Lark nods, the motion minute. It feels like loosening a screw one quarter turn. “Text me anyway.”

“I will,” Grant says, and he will. Lark can feel the truth of it in his bones the way he feels rain. It doesn’t promise safety. It promises a direction.

They don’t touch. They don’t name it. The dryer is warm against Lark’s knees. He looks at their reflections in the fogged window: two boys in the bright hum, not better, not worse, present. The sight hurts more than the rest of it.

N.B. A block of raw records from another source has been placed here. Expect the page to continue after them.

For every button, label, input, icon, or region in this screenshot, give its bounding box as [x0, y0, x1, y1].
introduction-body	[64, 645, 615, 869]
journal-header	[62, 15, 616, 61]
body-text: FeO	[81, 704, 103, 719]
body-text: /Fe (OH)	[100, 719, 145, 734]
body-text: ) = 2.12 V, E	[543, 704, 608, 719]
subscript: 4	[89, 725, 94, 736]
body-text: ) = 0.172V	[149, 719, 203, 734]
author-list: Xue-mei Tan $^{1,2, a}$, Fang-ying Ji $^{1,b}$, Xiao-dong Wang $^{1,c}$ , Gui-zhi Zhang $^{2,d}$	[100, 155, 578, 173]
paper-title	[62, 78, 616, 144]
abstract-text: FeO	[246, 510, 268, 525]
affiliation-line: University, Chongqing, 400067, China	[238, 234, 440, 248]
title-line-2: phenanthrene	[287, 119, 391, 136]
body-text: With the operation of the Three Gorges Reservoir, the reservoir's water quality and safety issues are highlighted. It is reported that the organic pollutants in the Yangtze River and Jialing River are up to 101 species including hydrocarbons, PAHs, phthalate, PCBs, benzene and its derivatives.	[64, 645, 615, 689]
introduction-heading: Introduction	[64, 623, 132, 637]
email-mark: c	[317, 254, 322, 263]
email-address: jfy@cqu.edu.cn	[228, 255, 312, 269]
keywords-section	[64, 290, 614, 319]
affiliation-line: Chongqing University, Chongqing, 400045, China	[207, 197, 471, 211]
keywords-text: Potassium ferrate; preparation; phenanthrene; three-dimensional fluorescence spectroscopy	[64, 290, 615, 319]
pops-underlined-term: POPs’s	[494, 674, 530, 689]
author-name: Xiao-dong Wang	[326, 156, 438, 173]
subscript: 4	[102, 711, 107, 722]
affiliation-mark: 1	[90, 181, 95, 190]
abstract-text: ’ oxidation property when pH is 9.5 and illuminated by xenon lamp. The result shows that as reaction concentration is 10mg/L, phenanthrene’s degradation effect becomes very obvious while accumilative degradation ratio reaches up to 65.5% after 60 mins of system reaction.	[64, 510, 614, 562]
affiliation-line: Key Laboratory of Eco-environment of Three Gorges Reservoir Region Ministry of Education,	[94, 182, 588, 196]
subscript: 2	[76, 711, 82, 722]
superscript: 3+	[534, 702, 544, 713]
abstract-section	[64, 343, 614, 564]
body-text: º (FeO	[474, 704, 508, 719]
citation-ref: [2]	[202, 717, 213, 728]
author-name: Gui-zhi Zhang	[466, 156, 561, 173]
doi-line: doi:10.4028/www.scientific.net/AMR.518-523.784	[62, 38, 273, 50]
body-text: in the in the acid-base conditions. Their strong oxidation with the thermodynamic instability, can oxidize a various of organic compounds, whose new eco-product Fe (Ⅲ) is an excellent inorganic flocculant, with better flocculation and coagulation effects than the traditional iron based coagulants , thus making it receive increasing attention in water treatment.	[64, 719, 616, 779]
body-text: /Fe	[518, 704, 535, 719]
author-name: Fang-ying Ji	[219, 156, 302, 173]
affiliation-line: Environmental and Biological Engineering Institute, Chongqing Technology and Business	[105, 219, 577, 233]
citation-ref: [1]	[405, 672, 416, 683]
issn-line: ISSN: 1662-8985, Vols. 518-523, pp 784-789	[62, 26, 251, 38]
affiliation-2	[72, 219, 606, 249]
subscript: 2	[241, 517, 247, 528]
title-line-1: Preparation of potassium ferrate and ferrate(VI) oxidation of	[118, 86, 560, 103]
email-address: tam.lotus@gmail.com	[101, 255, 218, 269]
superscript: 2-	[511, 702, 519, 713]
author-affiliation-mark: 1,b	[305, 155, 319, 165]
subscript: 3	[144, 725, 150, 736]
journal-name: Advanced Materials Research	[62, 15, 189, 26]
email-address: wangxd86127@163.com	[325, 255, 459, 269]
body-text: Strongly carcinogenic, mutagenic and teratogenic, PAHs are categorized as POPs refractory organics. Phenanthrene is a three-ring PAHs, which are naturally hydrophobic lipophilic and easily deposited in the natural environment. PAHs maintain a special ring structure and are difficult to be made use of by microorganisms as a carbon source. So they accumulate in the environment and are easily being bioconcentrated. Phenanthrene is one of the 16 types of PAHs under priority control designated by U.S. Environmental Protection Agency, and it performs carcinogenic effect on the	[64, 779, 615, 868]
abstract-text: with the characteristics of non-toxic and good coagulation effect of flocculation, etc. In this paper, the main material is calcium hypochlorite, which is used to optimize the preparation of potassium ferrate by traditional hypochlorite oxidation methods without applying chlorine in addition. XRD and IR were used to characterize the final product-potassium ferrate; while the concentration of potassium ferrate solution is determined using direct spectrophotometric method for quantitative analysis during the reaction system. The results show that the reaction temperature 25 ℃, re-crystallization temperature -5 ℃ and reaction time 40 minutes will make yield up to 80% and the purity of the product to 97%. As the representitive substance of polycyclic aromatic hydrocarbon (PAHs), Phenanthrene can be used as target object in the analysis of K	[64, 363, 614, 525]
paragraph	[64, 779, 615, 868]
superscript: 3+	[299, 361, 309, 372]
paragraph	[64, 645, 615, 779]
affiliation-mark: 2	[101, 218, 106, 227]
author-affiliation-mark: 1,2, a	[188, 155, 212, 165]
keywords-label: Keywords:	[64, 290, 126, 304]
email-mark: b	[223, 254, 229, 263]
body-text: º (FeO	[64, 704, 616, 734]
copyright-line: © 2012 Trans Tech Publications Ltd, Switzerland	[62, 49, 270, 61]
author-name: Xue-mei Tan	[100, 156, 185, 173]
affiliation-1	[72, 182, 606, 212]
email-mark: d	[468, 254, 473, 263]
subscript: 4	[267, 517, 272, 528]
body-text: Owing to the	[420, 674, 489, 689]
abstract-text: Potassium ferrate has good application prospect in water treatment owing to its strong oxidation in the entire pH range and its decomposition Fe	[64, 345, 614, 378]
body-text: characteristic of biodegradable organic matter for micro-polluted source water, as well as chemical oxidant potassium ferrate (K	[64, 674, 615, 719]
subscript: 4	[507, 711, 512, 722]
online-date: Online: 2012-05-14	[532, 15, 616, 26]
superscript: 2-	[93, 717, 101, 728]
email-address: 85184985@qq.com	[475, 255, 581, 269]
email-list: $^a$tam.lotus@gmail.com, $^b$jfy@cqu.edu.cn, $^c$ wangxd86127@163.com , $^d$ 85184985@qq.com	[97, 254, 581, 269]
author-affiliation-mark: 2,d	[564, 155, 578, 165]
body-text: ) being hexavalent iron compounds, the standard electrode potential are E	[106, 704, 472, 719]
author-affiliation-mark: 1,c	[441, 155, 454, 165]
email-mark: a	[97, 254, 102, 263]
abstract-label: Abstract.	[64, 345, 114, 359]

When the cycle dings, they don’t move for a breath. Two. Then they stand and open the door together. Heat rolls out, damp light. The shirts are softer now, colour leached toward something gentler. Lark holds Grant’s out to him without looking, and Grant takes it. Their fingers press for a second- contact, current, an unlit match- and then let go.

They don’t put their shirts back on. Not yet. They carry them between them like flags from some battle that didn’t pick a winner. 

At the door, Lark pauses. He keeps his eyes on the cracked tile, on the dull reflection of the lights in the glass. His voice is roughened from exhaustion, almost lost under the hum of the machines.

“Please,” he says. A beat, then softer: “Next time…”

He doesn’t finish it - doesn’t need to. The rest hangs between them in the warm, detergent-thick air. Next time call me. I will answer. I will always answer. I will find you. I can’t lose you.

Grant’s hand twitches like he might reach out, but he doesn’t. He just nods once, slow and sure, and answers, “Okay.”

They step out into the cool, ignorable dark, not quite together and not apart, the drum of the dryer still in their bones. Behind them, the laundromat light buzzes once more - a tired, stubborn pulse - and then the door closes.